Information security management remains a serious issue for the legal sector, with law firms reporting an increase in targeted attacks in 2018. Large volumes of client funds and confidential information are irresistible to cybercriminals, so it is unsurprising that 60% of law firms reported that they had suffered a security incident during the year (PwC Law Firms’ Survey 2018).
Leading law firms are tackling cyber threats head-on with ISO 27001, the international standard for information security. By implementing a best-practice ISMS (information security management system) and certifying to ISO 27001, management teams can safeguard their firm. With cyber attacks on the rise, data protection should be a high priority for all law firms.
ISO 27001 certification is increasingly demanded of law firms when tendering for major projects. Achieving accredited certification to ISO 27001 will put your firm in the running for these tenders and demonstrates that you are committed to protecting your clients’ confidential data.
What is ISO 27001?
ISO 27001 is one of the most popular information security standards in the world, with certifications growing by more than 450% in the past ten years. It sets out the requirements for an ISMS, which is a systematic approach to information security focusing on people, processes and technology that helps you protect and manage all your organization’s information through effective risk management.
Be proactive with your firm’s information security
PwC’s 2018 survey found that 46% of law firms had a security incident related to their own staff where the firm had suffered a loss or leak of confidential information. When asked about IT disaster recovery, only 27% of respondents were very confident that their testing had completely demonstrated that their firm’s end-to-end operable services could be recovered in accordance with business recovery requirements. The survey results indicated that, in the event of a serious incident, some law firms might not be prepared to respond appropriately.
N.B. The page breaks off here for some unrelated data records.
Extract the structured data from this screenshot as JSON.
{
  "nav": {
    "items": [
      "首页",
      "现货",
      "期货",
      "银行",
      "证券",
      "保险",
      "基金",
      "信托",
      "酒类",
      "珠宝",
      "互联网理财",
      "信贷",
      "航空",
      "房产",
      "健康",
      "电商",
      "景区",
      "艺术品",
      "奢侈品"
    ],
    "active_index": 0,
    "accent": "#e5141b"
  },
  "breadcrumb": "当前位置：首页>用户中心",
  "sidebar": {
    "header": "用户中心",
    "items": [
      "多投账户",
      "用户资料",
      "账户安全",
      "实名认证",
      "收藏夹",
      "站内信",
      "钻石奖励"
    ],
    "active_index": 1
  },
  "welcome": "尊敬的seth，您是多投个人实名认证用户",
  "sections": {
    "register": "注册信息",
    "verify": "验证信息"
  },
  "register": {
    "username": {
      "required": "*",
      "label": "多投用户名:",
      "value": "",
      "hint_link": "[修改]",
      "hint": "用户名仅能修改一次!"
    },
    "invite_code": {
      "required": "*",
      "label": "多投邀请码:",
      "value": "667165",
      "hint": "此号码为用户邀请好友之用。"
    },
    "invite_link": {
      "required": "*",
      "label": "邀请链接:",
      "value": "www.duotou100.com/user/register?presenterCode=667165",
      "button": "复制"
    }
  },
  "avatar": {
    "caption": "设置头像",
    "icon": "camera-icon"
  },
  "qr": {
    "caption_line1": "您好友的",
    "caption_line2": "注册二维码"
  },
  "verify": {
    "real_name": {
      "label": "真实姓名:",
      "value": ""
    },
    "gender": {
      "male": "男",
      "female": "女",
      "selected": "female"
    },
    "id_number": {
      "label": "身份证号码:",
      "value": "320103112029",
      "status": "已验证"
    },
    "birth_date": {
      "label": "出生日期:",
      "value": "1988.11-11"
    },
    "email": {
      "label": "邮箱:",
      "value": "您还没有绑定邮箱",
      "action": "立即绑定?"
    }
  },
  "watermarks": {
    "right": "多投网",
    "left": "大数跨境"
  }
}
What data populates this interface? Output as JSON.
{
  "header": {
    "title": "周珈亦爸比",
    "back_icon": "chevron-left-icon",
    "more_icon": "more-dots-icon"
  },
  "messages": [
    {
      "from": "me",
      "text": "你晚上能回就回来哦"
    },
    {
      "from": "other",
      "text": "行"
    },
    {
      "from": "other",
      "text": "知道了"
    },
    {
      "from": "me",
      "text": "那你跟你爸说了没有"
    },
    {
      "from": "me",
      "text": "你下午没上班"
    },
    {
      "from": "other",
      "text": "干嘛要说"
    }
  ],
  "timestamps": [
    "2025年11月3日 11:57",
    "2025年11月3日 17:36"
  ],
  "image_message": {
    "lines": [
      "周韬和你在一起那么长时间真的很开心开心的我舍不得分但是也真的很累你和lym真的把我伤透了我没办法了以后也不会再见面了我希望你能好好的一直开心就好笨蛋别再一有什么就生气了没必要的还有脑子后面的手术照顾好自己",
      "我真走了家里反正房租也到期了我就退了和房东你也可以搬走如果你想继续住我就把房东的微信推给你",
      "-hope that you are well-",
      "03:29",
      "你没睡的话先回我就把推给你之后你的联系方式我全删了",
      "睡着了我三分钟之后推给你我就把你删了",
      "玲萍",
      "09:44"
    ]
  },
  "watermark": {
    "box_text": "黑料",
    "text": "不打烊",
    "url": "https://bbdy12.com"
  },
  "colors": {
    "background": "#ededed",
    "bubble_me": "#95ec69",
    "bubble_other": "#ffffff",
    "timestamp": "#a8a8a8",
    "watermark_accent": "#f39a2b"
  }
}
Since the GDPR (General Data Protection Regulation) came into force in May 2018, all organizations are legally required to report certain types of personal data breach to the ICO (Information Commissioner’s Office) within 72 hours of becoming aware of the breach. This makes it essential for law firms to ensure that they can promptly identify and understand the nature and scale of any breaches.
Since employees can jeopardize your firm’s security with a single moment of carelessness, it is clear that addressing information security risks is about far more than simply implementing processes and installing anti-malware and antivirus software. A more proactive approach to information security is needed, and this should include ensuring that all members of the firm are adequately trained.
How will my firm benefit from ISO 27001?
- ISO 27001 can help your firm protect the confidentiality, integrity and availability of your firm’s information assets, as well as those of your clients.
- It helps you meet your legal and regulatory data protection obligations while improving your firm’s cybersecurity posture and productivity.
- Your firm can achieve independently audited certification to the Standard when you implement an ISO 27001-compliant ISMS, demonstrating your firm’s information security credentials to clients, stakeholders and regulators.
- Following certification to the Standard, you can specify that your key suppliers also achieve certification, ensuring that these third parties also maintain suitable levels of security. This supports GDPR compliance.
- Your firm will be in good company: approximately 40,000 organizations around the world – including numerous law firms – are already certified to ISO 27001.